Telepathy (third lecture)
I’m in full empathy with this lecture (well, its first third so far), and it’s as if these are obvious truths rather than what they really are: new concepts to most people. Or old things, like an old telephone whence its verb is intransitive made to seem new — like loading a ZX81 computer by cassette, I wonder, as I used to do with my son. And Enid’s lap-cushioned typewriter loading a daemon muse, her form of telepathy, typewriter as sun machine, the party line of the gestalt, whereupon she takes a spontaneous journey with her first FF book to a treasure island. I have known this with literature, when trying to write it and when reading or critiquing it in serial real-time so as to reach that gestalt by an invented process of telepathy and synchronicity…
Each lecture tells you which piece of music to hear while absorbing what is said, but I no longer will impart that information here. Just leave it to your telepathy, or ‘clairvoyance’ as Robert Aickman the fiction writer said when channelling Delius. Or perhaps, more dependably, you should instead read this book for yourself!
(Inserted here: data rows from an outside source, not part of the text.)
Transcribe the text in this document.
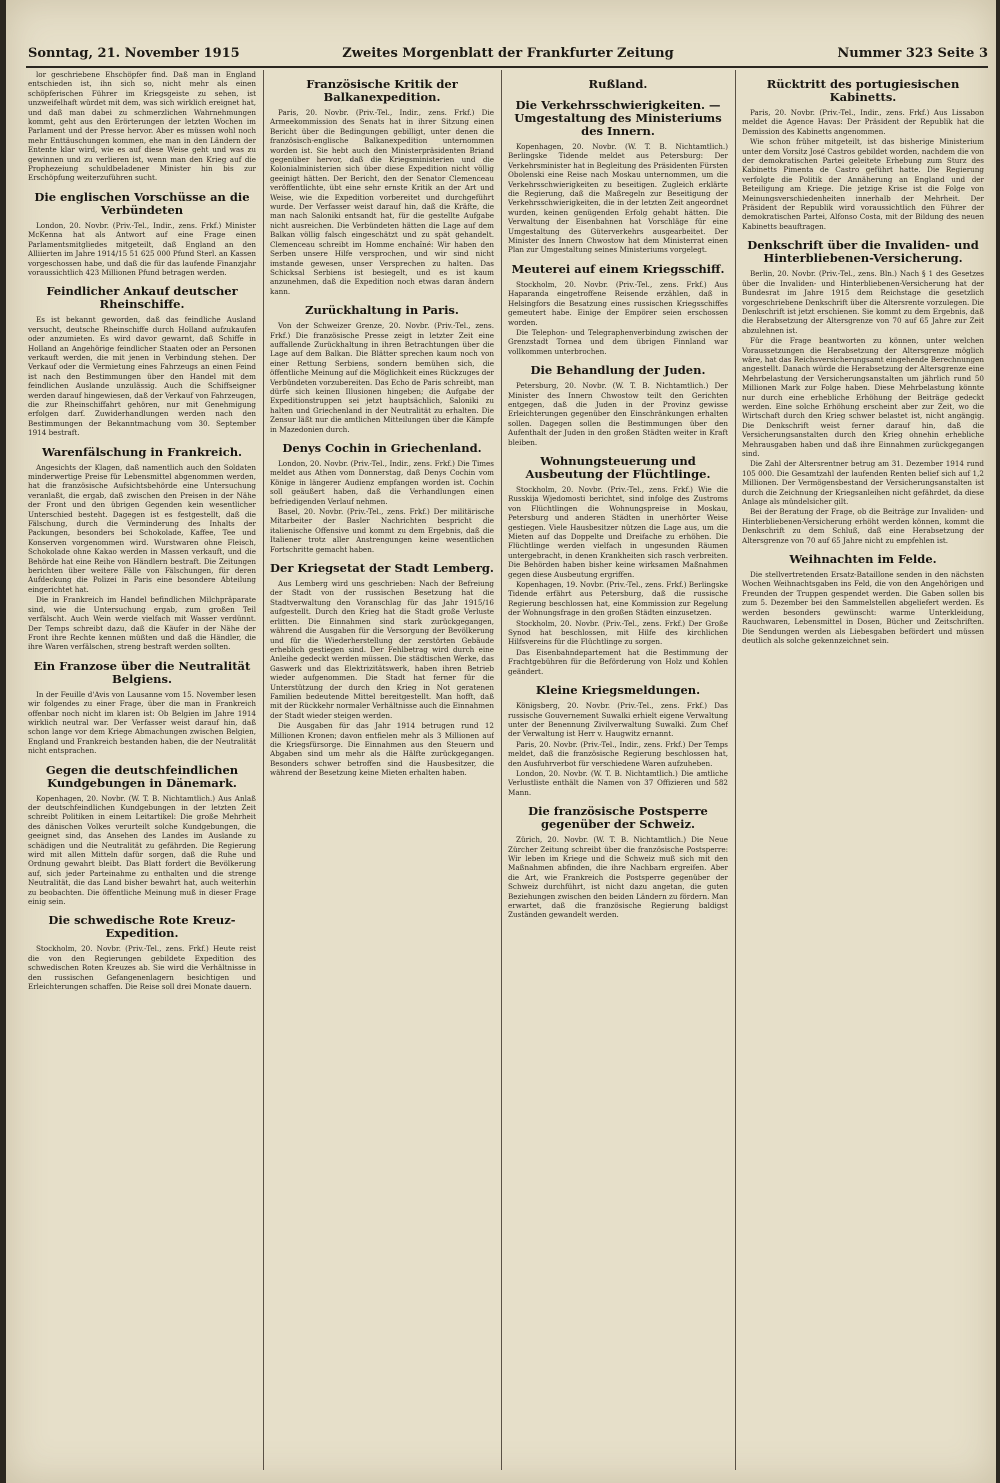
Sonntag, 21. November 1915	Zweites Morgenblatt der Frankfurter Zeitung	Nummer 323 Seite 3

lor geschriebene Ehschöpfer find. Daß man in England entschieden ist, ihn sich so, nicht mehr als einen schöpferischen Führer im Kriegsgeiste zu sehen, ist unzweifelhaft würdet mit dem, was sich wirklich ereignet hat, und daß man dabei zu schmerzlichen Wahrnehmungen kommt, geht aus den Erörterungen der letzten Wochen im Parlament und der Presse hervor. Aber es müssen wohl noch mehr Enttäuschungen kommen, ehe man in den Ländern der Entente klar wird, wie es auf diese Weise geht und was zu gewinnen und zu verlieren ist, wenn man den Krieg auf die Prophezeiung schuldbeladener Minister hin bis zur Erschöpfung weiterzuführen sucht.

Die englischen Vorschüsse an die Verbündeten

London, 20. Novbr. (Priv.-Tel., Indir., zens. Frkf.) Minister McKenna hat als Antwort auf eine Frage einen Parlamentsmitgliedes mitgeteilt, daß England an den Alliierten im Jahre 1914/15 51 625 000 Pfund Sterl. an Kassen vorgeschossen habe, und daß die für das laufende Finanzjahr voraussichtlich 423 Millionen Pfund betragen werden.

Feindlicher Ankauf deutscher Rheinschiffe.

Es ist bekannt geworden, daß das feindliche Ausland versucht, deutsche Rheinschiffe durch Holland aufzukaufen oder anzumieten. Es wird davor gewarnt, daß Schiffe in Holland an Angehörige feindlicher Staaten oder an Personen verkauft werden, die mit jenen in Verbindung stehen. Der Verkauf oder die Vermietung eines Fahrzeugs an einen Feind ist nach den Bestimmungen über den Handel mit dem feindlichen Auslande unzulässig. Auch die Schiffseigner werden darauf hingewiesen, daß der Verkauf von Fahrzeugen, die zur Rheinschiffahrt gehören, nur mit Genehmigung erfolgen darf. Zuwiderhandlungen werden nach den Bestimmungen der Bekanntmachung vom 30. September 1914 bestraft.

Warenfälschung in Frankreich.

Angesichts der Klagen, daß namentlich auch den Soldaten minderwertige Preise für Lebensmittel abgenommen werden, hat die französische Aufsichtsbehörde eine Untersuchung veranlaßt, die ergab, daß zwischen den Preisen in der Nähe der Front und den übrigen Gegenden kein wesentlicher Unterschied besteht. Dagegen ist es festgestellt, daß die Fälschung, durch die Verminderung des Inhalts der Packungen, besonders bei Schokolade, Kaffee, Tee und Konserven vorgenommen wird. Wurstwaren ohne Fleisch, Schokolade ohne Kakao werden in Massen verkauft, und die Behörde hat eine Reihe von Händlern bestraft. Die Zeitungen berichten über weitere Fälle von Fälschungen, für deren Aufdeckung die Polizei in Paris eine besondere Abteilung eingerichtet hat.

Die in Frankreich im Handel befindlichen Milchpräparate sind, wie die Untersuchung ergab, zum großen Teil verfälscht. Auch Wein werde vielfach mit Wasser verdünnt. Der Temps schreibt dazu, daß die Käufer in der Nähe der Front ihre Rechte kennen müßten und daß die Händler, die ihre Waren verfälschen, streng bestraft werden sollten.

Ein Franzose über die Neutralität Belgiens.

In der Feuille d'Avis von Lausanne vom 15. November lesen wir folgendes zu einer Frage, über die man in Frankreich offenbar noch nicht im klaren ist: Ob Belgien im Jahre 1914 wirklich neutral war. Der Verfasser weist darauf hin, daß schon lange vor dem Kriege Abmachungen zwischen Belgien, England und Frankreich bestanden haben, die der Neutralität nicht entsprachen.

Gegen die deutschfeindlichen Kundgebungen in Dänemark.

Kopenhagen, 20. Novbr. (W. T. B. Nichtamtlich.) Aus Anlaß der deutschfeindlichen Kundgebungen in der letzten Zeit schreibt Politiken in einem Leitartikel: Die große Mehrheit des dänischen Volkes verurteilt solche Kundgebungen, die geeignet sind, das Ansehen des Landes im Auslande zu schädigen und die Neutralität zu gefährden. Die Regierung wird mit allen Mitteln dafür sorgen, daß die Ruhe und Ordnung gewahrt bleibt. Das Blatt fordert die Bevölkerung auf, sich jeder Parteinahme zu enthalten und die strenge Neutralität, die das Land bisher bewahrt hat, auch weiterhin zu beobachten. Die öffentliche Meinung muß in dieser Frage einig sein.

Die schwedische Rote Kreuz-Expedition.

Stockholm, 20. Novbr. (Priv.-Tel., zens. Frkf.) Heute reist die von den Regierungen gebildete Expedition des schwedischen Roten Kreuzes ab. Sie wird die Verhältnisse in den russischen Gefangenenlagern besichtigen und Erleichterungen schaffen. Die Reise soll drei Monate dauern.

Französische Kritik der Balkanexpedition.

Paris, 20. Novbr. (Priv.-Tel., Indir., zens. Frkf.) Die Armeekommission des Senats hat in ihrer Sitzung einen Bericht über die Bedingungen gebilligt, unter denen die französisch-englische Balkanexpedition unternommen worden ist. Sie hebt auch den Ministerpräsidenten Briand gegenüber hervor, daß die Kriegsministerien und die Kolonialministerien sich über diese Expedition nicht völlig geeinigt hätten. Der Bericht, den der Senator Clemenceau veröffentlichte, übt eine sehr ernste Kritik an der Art und Weise, wie die Expedition vorbereitet und durchgeführt wurde. Der Verfasser weist darauf hin, daß die Kräfte, die man nach Saloniki entsandt hat, für die gestellte Aufgabe nicht ausreichen. Die Verbündeten hätten die Lage auf dem Balkan völlig falsch eingeschätzt und zu spät gehandelt. Clemenceau schreibt im Homme enchaîné: Wir haben den Serben unsere Hilfe versprochen, und wir sind nicht imstande gewesen, unser Versprechen zu halten. Das Schicksal Serbiens ist besiegelt, und es ist kaum anzunehmen, daß die Expedition noch etwas daran ändern kann.

Zurückhaltung in Paris.

Von der Schweizer Grenze, 20. Novbr. (Priv.-Tel., zens. Frkf.) Die französische Presse zeigt in letzter Zeit eine auffallende Zurückhaltung in ihren Betrachtungen über die Lage auf dem Balkan. Die Blätter sprechen kaum noch von einer Rettung Serbiens, sondern bemühen sich, die öffentliche Meinung auf die Möglichkeit eines Rückzuges der Verbündeten vorzubereiten. Das Echo de Paris schreibt, man dürfe sich keinen Illusionen hingeben; die Aufgabe der Expeditionstruppen sei jetzt hauptsächlich, Saloniki zu halten und Griechenland in der Neutralität zu erhalten. Die Zensur läßt nur die amtlichen Mitteilungen über die Kämpfe in Mazedonien durch.

Denys Cochin in Griechenland.

London, 20. Novbr. (Priv.-Tel., Indir., zens. Frkf.) Die Times meldet aus Athen vom Donnerstag, daß Denys Cochin vom Könige in längerer Audienz empfangen worden ist. Cochin soll geäußert haben, daß die Verhandlungen einen befriedigenden Verlauf nehmen.

Basel, 20. Novbr. (Priv.-Tel., zens. Frkf.) Der militärische Mitarbeiter der Basler Nachrichten bespricht die italienische Offensive und kommt zu dem Ergebnis, daß die Italiener trotz aller Anstrengungen keine wesentlichen Fortschritte gemacht haben.

Der Kriegsetat der Stadt Lemberg.

Aus Lemberg wird uns geschrieben: Nach der Befreiung der Stadt von der russischen Besetzung hat die Stadtverwaltung den Voranschlag für das Jahr 1915/16 aufgestellt. Durch den Krieg hat die Stadt große Verluste erlitten. Die Einnahmen sind stark zurückgegangen, während die Ausgaben für die Versorgung der Bevölkerung und für die Wiederherstellung der zerstörten Gebäude erheblich gestiegen sind. Der Fehlbetrag wird durch eine Anleihe gedeckt werden müssen. Die städtischen Werke, das Gaswerk und das Elektrizitätswerk, haben ihren Betrieb wieder aufgenommen. Die Stadt hat ferner für die Unterstützung der durch den Krieg in Not geratenen Familien bedeutende Mittel bereitgestellt. Man hofft, daß mit der Rückkehr normaler Verhältnisse auch die Einnahmen der Stadt wieder steigen werden.

Die Ausgaben für das Jahr 1914 betrugen rund 12 Millionen Kronen; davon entfielen mehr als 3 Millionen auf die Kriegsfürsorge. Die Einnahmen aus den Steuern und Abgaben sind um mehr als die Hälfte zurückgegangen. Besonders schwer betroffen sind die Hausbesitzer, die während der Besetzung keine Mieten erhalten haben.

Rußland.
Die Verkehrsschwierigkeiten. — Umgestaltung des Ministeriums des Innern.

Kopenhagen, 20. Novbr. (W. T. B. Nichtamtlich.) Berlingske Tidende meldet aus Petersburg: Der Verkehrsminister hat in Begleitung des Präsidenten Fürsten Obolenski eine Reise nach Moskau unternommen, um die Verkehrsschwierigkeiten zu beseitigen. Zugleich erklärte die Regierung, daß die Maßregeln zur Beseitigung der Verkehrsschwierigkeiten, die in der letzten Zeit angeordnet wurden, keinen genügenden Erfolg gehabt hätten. Die Verwaltung der Eisenbahnen hat Vorschläge für eine Umgestaltung des Güterverkehrs ausgearbeitet. Der Minister des Innern Chwostow hat dem Ministerrat einen Plan zur Umgestaltung seines Ministeriums vorgelegt.

Meuterei auf einem Kriegsschiff.

Stockholm, 20. Novbr. (Priv.-Tel., zens. Frkf.) Aus Haparanda eingetroffene Reisende erzählen, daß in Helsingfors die Besatzung eines russischen Kriegsschiffes gemeutert habe. Einige der Empörer seien erschossen worden.

Die Telephon- und Telegraphenverbindung zwischen der Grenzstadt Tornea und dem übrigen Finnland war vollkommen unterbrochen.

Die Behandlung der Juden.

Petersburg, 20. Novbr. (W. T. B. Nichtamtlich.) Der Minister des Innern Chwostow teilt den Gerichten entgegen, daß die Juden in der Provinz gewisse Erleichterungen gegenüber den Einschränkungen erhalten sollen. Dagegen sollen die Bestimmungen über den Aufenthalt der Juden in den großen Städten weiter in Kraft bleiben.

Wohnungsteuerung und Ausbeutung der Flüchtlinge.

Stockholm, 20. Novbr. (Priv.-Tel., zens. Frkf.) Wie die Russkija Wjedomosti berichtet, sind infolge des Zustroms von Flüchtlingen die Wohnungspreise in Moskau, Petersburg und anderen Städten in unerhörter Weise gestiegen. Viele Hausbesitzer nützen die Lage aus, um die Mieten auf das Doppelte und Dreifache zu erhöhen. Die Flüchtlinge werden vielfach in ungesunden Räumen untergebracht, in denen Krankheiten sich rasch verbreiten. Die Behörden haben bisher keine wirksamen Maßnahmen gegen diese Ausbeutung ergriffen.

Kopenhagen, 19. Novbr. (Priv.-Tel., zens. Frkf.) Berlingske Tidende erfährt aus Petersburg, daß die russische Regierung beschlossen hat, eine Kommission zur Regelung der Wohnungsfrage in den großen Städten einzusetzen.

Stockholm, 20. Novbr. (Priv.-Tel., zens. Frkf.) Der Große Synod hat beschlossen, mit Hilfe des kirchlichen Hilfsvereins für die Flüchtlinge zu sorgen.

Das Eisenbahndepartement hat die Bestimmung der Frachtgebühren für die Beförderung von Holz und Kohlen geändert.

Kleine Kriegsmeldungen.

Königsberg, 20. Novbr. (Priv.-Tel., zens. Frkf.) Das russische Gouvernement Suwalki erhielt eigene Verwaltung unter der Benennung Zivilverwaltung Suwalki. Zum Chef der Verwaltung ist Herr v. Haugwitz ernannt.

Paris, 20. Novbr. (Priv.-Tel., Indir., zens. Frkf.) Der Temps meldet, daß die französische Regierung beschlossen hat, den Ausfuhrverbot für verschiedene Waren aufzuheben.

London, 20. Novbr. (W. T. B. Nichtamtlich.) Die amtliche Verlustliste enthält die Namen von 37 Offizieren und 582 Mann.

Die französische Postsperre gegenüber der Schweiz.

Zürich, 20. Novbr. (W. T. B. Nichtamtlich.) Die Neue Zürcher Zeitung schreibt über die französische Postsperre: Wir leben im Kriege und die Schweiz muß sich mit den Maßnahmen abfinden, die ihre Nachbarn ergreifen. Aber die Art, wie Frankreich die Postsperre gegenüber der Schweiz durchführt, ist nicht dazu angetan, die guten Beziehungen zwischen den beiden Ländern zu fördern. Man erwartet, daß die französische Regierung baldigst Zuständen gewandelt werden.

Rücktritt des portugiesischen Kabinetts.

Paris, 20. Novbr. (Priv.-Tel., Indir., zens. Frkf.) Aus Lissabon meldet die Agence Havas: Der Präsident der Republik hat die Demission des Kabinetts angenommen.

Wie schon früher mitgeteilt, ist das bisherige Ministerium unter dem Vorsitz José Castros gebildet worden, nachdem die von der demokratischen Partei geleitete Erhebung zum Sturz des Kabinetts Pimenta de Castro geführt hatte. Die Regierung verfolgte die Politik der Annäherung an England und der Beteiligung am Kriege. Die jetzige Krise ist die Folge von Meinungsverschiedenheiten innerhalb der Mehrheit. Der Präsident der Republik wird voraussichtlich den Führer der demokratischen Partei, Alfonso Costa, mit der Bildung des neuen Kabinetts beauftragen.

Denkschrift über die Invaliden- und Hinterbliebenen-Versicherung.

Berlin, 20. Novbr. (Priv.-Tel., zens. Bln.) Nach § 1 des Gesetzes über die Invaliden- und Hinterbliebenen-Versicherung hat der Bundesrat im Jahre 1915 dem Reichstage die gesetzlich vorgeschriebene Denkschrift über die Altersrente vorzulegen. Die Denkschrift ist jetzt erschienen. Sie kommt zu dem Ergebnis, daß die Herabsetzung der Altersgrenze von 70 auf 65 Jahre zur Zeit abzulehnen ist.

Für die Frage beantworten zu können, unter welchen Voraussetzungen die Herabsetzung der Altersgrenze möglich wäre, hat das Reichsversicherungsamt eingehende Berechnungen angestellt. Danach würde die Herabsetzung der Altersgrenze eine Mehrbelastung der Versicherungsanstalten um jährlich rund 50 Millionen Mark zur Folge haben. Diese Mehrbelastung könnte nur durch eine erhebliche Erhöhung der Beiträge gedeckt werden. Eine solche Erhöhung erscheint aber zur Zeit, wo die Wirtschaft durch den Krieg schwer belastet ist, nicht angängig. Die Denkschrift weist ferner darauf hin, daß die Versicherungsanstalten durch den Krieg ohnehin erhebliche Mehrausgaben haben und daß ihre Einnahmen zurückgegangen sind.

Die Zahl der Altersrentner betrug am 31. Dezember 1914 rund 105 000. Die Gesamtzahl der laufenden Renten belief sich auf 1,2 Millionen. Der Vermögensbestand der Versicherungsanstalten ist durch die Zeichnung der Kriegsanleihen nicht gefährdet, da diese Anlage als mündelsicher gilt.

Bei der Beratung der Frage, ob die Beiträge zur Invaliden- und Hinterbliebenen-Versicherung erhöht werden können, kommt die Denkschrift zu dem Schluß, daß eine Herabsetzung der Altersgrenze von 70 auf 65 Jahre nicht zu empfehlen ist.

Weihnachten im Felde.

Die stellvertretenden Ersatz-Bataillone senden in den nächsten Wochen Weihnachtsgaben ins Feld, die von den Angehörigen und Freunden der Truppen gespendet werden. Die Gaben sollen bis zum 5. Dezember bei den Sammelstellen abgeliefert werden. Es werden besonders gewünscht: warme Unterkleidung, Rauchwaren, Lebensmittel in Dosen, Bücher und Zeitschriften. Die Sendungen werden als Liebesgaben befördert und müssen deutlich als solche gekennzeichnet sein.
Cross-referenced here: https://elizabethbowensite.wordpress.com/2023/12/08/the-sun-is-god-teika-marija-smits/
Astonishing synchronicity with the SOLAGE book here re Cane Hill: https://dflewisreviews.wordpress.com/2023/12/02/solage-nimbus-ashley/#comment-27845
Pingback: https://dflewisreviews.wordpress.com/2017/06/08/synchronicity-rampant/
“The ‘Famous Five’ books are like a party or group outing that includes the reader.”
Or a ‘maroon party’? — which I believe is a pre-existing term for an extended picnic over several days, perhaps also reminding one of Joan Lindsay’s Picnic at Hanging Rock.
The next third of the third lecture – and I shall now endeavour to seek out my few old FF books, as I think I have been given a new uncanny way to look at them. And that is a great compliment to the author of this book whose -ly is reversed in RoYLe.
And as with Bowie…
“The books are full of improbable things that, consistently, in one way or another, fall to earth.”